Il y eut une coïncidence, quand il s’est assis et que j’ai démarré. J’avais la radio ouverte et, comme par hasard, la première chose qu’on a entendue, c’était les dernières nouvelles sur le naufrage et la marée noire en Bretagne, vingt-cinq mille oiseaux morts dans le mazout. J’ai gueulé, comme d’habitude, et monsieur Salomon s’est indigné lui aussi, de sa belle voix grondante.

— C’est une honte, dit-il, et je l’ai vu soupirer dans le rétroviseur. Le monde devient chaque jour plus lourd à porter.

C’est là que j’ai appris que monsieur Salomon avait été dans le prêt-à-porter toute sa vie, surtout dans le pantalon. Nous avons parlé un peu. Il avait pris depuis quelques années sa retraite du pantalon et il occupait ses loisirs à des œuvres de bienfaisance, car plus on devient vieux et plus on a besoin des autres. Il avait donné une partie de son appartement à une association qui s’appelait S. O. S. Bénévoles, où l’on peut téléphoner jour et nuit quand le monde devient trop lourd à porter et même écrasant, et c’est l’angoisse. On compose le numéro et on reçoit du réconfort, ce qu’on appelle l’aide morale, dans le langage.

— Ils étaient en difficulté financière et n’avaient plus de local. Je les ai pris sous mon aile.

Il a ri en parlant de son aile, et là aussi c’était un grondement, comme si le rire était ce qu’il avait dans ses profondeurs. Nous avons parlé des espèces en voie d’extinction, ce qui était normal, vu qu’à son âge il était le premier menacé. Je roulais très lentement, pour ne pas arriver trop vite. Je connaissais déjà S. O. S. Amitié mais je ne savais pas qu’il y en avait d’autres et que les secours s’organisaient. J’étais intéressé, ça peut arriver à n’importe qui, sauf qu’il ne me viendrait pas à l’idée d’appeler S. O. S. Amitié ou autres au téléphone, vu qu’on ne peut pas rester accroché au téléphone toute sa vie.
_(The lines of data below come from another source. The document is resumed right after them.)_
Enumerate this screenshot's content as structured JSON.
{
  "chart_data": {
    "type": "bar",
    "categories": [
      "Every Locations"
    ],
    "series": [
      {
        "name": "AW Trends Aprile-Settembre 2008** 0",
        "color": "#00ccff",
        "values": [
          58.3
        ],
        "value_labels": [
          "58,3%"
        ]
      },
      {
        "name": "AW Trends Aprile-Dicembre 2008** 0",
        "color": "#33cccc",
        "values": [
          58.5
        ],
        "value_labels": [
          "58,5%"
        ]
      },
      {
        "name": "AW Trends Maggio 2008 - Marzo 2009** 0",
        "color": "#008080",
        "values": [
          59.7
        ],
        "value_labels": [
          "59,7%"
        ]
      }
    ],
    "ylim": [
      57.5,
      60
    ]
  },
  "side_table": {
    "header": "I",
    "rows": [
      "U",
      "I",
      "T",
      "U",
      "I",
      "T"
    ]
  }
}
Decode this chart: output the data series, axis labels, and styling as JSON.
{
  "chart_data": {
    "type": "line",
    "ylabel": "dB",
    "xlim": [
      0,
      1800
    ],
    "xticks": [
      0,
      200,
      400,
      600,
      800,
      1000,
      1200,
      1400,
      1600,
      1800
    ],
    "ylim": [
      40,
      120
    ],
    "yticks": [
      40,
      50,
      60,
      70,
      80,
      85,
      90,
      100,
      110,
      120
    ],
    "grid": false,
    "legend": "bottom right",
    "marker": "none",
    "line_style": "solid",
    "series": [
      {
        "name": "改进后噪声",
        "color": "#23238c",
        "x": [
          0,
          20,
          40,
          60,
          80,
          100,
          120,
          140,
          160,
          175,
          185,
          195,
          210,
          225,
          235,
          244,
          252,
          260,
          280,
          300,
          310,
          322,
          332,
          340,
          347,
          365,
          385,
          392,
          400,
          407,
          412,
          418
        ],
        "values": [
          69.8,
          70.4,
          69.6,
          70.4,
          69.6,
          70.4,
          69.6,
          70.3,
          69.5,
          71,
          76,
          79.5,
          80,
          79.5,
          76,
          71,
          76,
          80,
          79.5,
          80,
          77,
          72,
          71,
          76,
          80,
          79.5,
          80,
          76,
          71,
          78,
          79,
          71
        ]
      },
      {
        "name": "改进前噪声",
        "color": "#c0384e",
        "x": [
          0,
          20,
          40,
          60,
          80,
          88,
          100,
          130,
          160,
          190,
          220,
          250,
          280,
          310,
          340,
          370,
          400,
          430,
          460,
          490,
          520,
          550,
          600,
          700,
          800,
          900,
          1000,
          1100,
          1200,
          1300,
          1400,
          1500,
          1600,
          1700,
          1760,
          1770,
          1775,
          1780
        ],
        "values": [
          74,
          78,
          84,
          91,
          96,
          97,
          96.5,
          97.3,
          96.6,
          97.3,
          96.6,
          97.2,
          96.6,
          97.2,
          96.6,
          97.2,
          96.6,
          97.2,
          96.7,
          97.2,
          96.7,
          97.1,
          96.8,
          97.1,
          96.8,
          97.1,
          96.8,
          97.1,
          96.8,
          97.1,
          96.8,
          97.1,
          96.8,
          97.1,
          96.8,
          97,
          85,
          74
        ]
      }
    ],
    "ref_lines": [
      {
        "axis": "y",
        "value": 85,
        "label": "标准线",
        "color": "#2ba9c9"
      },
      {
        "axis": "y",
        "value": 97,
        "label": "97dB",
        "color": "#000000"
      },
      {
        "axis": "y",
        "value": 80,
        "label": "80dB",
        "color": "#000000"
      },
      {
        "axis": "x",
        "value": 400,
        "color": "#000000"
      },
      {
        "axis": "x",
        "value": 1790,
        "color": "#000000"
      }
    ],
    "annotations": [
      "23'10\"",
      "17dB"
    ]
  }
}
Je lui ai demandé qui étaient les personnes qui répondaient aux appels et il m’a répondu que c’étaient des jeunes de bonne volonté, et que c’étaient aussi surtout les jeunes qui appelaient, car les vieux s’étaient habitués. Il m’a expliqué qu’il y avait là un problème, il fallait trouver des bénévoles qui viennent pour aider les autres et pas pour se sentir mieux eux-mêmes sur leur dos. On n’était pas loin du Sentier, je n’avais pas compris, je ne voyais pas comment un appel au secours peut soulager celui qui le reçoit. Il m’a expliqué avec bienveillance que c’était assez fréquent en psychologie. Il y a, par exemple, des psychiatres qui n’ont pas été aimés dans leur jeunesse ou qui s’étaient toujours sentis moches et rejetés et qui se rattrapent en devenant psychiatres et s’occupent des jeunes drogués et des paumés et se sentent d’importance et sont très recherchés, ils règnent, ils sont entourés d’admiration et de belles mômes qu’ils n’auraient jamais connus autrement et ils ont ainsi un sentiment de puissance et c’est ainsi qu’ils se soignent eux-mêmes et se sentent mieux dans leur peau.

— Nous avons eu des bénévoles à S. O. S. qui étaient des angoissés, ce qu’on appelle des « dépourvus affectifs » et lorsqu’ils reçoivent un appel désespéré, ils se sentent moins seuls… L’aide humanitaire n’est pas sans poser des problèmes.

J’ai roulé encore plus lentement, j’étais vraiment intéressé, et c’est là que j’ai demandé à monsieur Salomon comment il était passé du prêt-à-porter à l’aide humanitaire.

— Le prêt-à-porter, mon jeune ami, on ne sait pas très bien où ça finit et où ça commence…

On était arrivés rue du Sentier, monsieur Salomon est descendu, il m’a réglé, avec un très bon pourboire, et c’est là que c’est arrivé, sauf que je ne sais pas très bien quoi. En me réglant, il m’a regardé avec amitié. Et puis il m’a regardé encore, mais d’une drôle de façon, comme si j’avais quelque chose dans le visage. Il a même eu un haut-le-corps, mouvement brusque et involontaire marquant un vif étonnement. Il n’a rien dit, un moment, sans cesser de me dévisager. Ensuite il a fermé les yeux et il s’est passé la main sur les paupières. Puis il a ouvert les yeux et il a continué à me contempler fixement sans mot dire. Il a détourné ensuite son regard et je voyais qu’il réfléchissait. Il m’a jeté encore un coup d’œil. Je voyais bien qu’il avait une idée en tête et qu’il hésitait. Alors il a eu un curieux sourire, un peu ironique mais surtout triste, et il m’a invité à prendre un verre d’une manière inattendue.

Ça ne m’était encore jamais arrivé dans mon taxi.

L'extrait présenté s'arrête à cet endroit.